As a kid I never really minded having to go grocery shopping with my mother. She didn’t drive so my father would have to take us. I don’t recall if he came in the store with us – I don’t think he did. We went to two places; Star Market, and then Ver Hulst Farmers’ Market. Wegmans Supermarket started in my hometown, and I went to school with one of the kids, but we never shopped there.

Star Market, supermarket. Photo: Democrat & Chronicle

The more I dig into the family history the more sense I get of how loyalties in those days still were partially influenced by country of origin in an immigrant city like ours. Further, discovering that our family was in the grocery business, going back to the 1600’s Germany no less, has me looking at my mother’s store choices and relationship with the neighborhood merchants with a new sense of understanding. Her cousin, who lived across the street from us, owned the small grocery store a block away. Her grandfather was a grocer on the other side of town in the late 1800’s and is likely to have known of the Wegman’s as competitors.

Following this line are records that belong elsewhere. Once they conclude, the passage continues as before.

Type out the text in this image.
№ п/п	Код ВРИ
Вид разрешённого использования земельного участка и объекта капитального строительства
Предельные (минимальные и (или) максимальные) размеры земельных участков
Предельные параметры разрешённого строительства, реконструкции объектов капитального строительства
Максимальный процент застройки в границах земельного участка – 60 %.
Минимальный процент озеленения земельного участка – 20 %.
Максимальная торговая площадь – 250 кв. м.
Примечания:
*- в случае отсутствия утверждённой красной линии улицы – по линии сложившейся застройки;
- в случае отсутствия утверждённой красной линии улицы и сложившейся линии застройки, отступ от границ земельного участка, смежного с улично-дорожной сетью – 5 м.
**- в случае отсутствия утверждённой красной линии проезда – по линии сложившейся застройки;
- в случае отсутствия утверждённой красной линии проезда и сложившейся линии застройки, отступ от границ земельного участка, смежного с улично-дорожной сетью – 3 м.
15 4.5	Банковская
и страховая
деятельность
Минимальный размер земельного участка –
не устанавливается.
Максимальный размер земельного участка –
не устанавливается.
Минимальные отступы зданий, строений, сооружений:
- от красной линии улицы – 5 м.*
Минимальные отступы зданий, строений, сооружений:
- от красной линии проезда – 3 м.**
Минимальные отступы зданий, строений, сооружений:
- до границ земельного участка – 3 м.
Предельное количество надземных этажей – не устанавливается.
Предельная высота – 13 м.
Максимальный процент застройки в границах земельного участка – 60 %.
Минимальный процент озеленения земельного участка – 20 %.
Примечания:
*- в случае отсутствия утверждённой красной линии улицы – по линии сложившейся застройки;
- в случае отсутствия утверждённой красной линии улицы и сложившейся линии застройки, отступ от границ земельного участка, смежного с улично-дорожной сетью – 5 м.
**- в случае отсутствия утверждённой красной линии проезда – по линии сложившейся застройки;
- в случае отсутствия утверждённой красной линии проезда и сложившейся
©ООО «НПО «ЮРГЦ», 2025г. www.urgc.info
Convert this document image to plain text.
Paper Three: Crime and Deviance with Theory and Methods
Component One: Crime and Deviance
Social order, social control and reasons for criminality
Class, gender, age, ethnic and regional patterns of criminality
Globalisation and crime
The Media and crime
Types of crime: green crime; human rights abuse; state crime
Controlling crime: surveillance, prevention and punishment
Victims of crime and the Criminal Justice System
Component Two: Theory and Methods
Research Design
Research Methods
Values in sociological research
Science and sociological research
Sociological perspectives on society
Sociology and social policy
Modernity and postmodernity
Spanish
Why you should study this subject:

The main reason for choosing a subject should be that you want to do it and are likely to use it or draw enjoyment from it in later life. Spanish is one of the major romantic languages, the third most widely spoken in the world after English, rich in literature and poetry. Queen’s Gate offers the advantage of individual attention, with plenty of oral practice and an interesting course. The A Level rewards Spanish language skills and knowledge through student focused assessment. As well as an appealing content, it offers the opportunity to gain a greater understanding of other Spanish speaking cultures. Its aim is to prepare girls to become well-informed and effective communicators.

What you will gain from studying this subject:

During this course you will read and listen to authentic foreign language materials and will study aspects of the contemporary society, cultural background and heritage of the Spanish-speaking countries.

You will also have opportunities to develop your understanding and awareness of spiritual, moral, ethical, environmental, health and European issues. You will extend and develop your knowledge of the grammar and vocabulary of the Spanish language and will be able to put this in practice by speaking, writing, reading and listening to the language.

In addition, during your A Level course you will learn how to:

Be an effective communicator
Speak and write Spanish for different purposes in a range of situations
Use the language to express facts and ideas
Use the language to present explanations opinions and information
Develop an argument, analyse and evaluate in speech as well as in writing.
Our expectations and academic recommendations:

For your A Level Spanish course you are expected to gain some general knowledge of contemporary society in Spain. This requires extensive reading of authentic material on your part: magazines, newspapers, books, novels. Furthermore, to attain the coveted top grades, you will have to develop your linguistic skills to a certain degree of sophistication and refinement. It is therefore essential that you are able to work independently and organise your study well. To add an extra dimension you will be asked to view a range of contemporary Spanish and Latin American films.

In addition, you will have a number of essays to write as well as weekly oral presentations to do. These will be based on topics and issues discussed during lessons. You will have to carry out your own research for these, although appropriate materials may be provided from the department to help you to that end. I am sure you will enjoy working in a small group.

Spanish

Star Market was the nearest alternative to Wegman’s, which itself was closer to our house.

Ver Hulst Brothers Farmers’ Market. Photo: ibid.

Ver Hulst Market was always the second stop on the grocery loop. My mother bought bushels of apples and tomatoes, and all the other produce we needed for the week. We had a separate pantry off the kitchen with a “root bin”, a pull out wooden full length drawer for potatoes, onions, and other root vegetables that she would buy in bulk sacks or bushels. There were six mouths to feed. What I’d give to have that storage space now! We also got our Christmas tree there every year while I was a child.

Region in Belgium and the Netherlands of the maternal ancestors 1565-1810

For two hundred and fifty years my mother’s family lived in and around the city and municipality of Hulst, on the border of Belgium and the Netherlands. Her family lived in East-Flanders (Belgium) in the late 16th century and in the mid 18th century made their way north across the border into the Zeelandic Flanders region of what is now the Netherlands. HULST! They were “ver Hulst”, from Hulst.

Fortress town of Hulst, with city rights since the 12th century

“Four Ver Hulst brothers — Cy, John, Charles and Joseph — ran the business. Customers flocked there for decades, buying everything from tomatoes to topsoil, potatoes to peaches, corn to Christmas trees and rose bushes to beer…. The Ver Hulst family had come to America from Belgium in 1911, and patriarch Camille Ver Hulst bought his original farm on Ridge Road in 1936. Although the business became known as Ver Hulst Brothers, it was their sister, Stephany, who got things started.Stephany sold her brothers’ produce on a stand fashioned from three orange crates, a humble beginning for a business that now includes nearly 1000 acres around Monroe County,” Grant wrote in the 1983 story.” ~ Democrat & Chronicle newspaper article Sept. 2017.

Photo: Monroe County, NY; University of Rochester – the academic fortress

As I child I had no clue about any of this, only having discovered it recently. It continues to astonish me how much we carry in our personal stories that stretch back to our ancestors, sometimes hundreds of years ago. And most times we are unaware of these connections. Discovering them makes family research and story writing of family history so exciting and rewarding.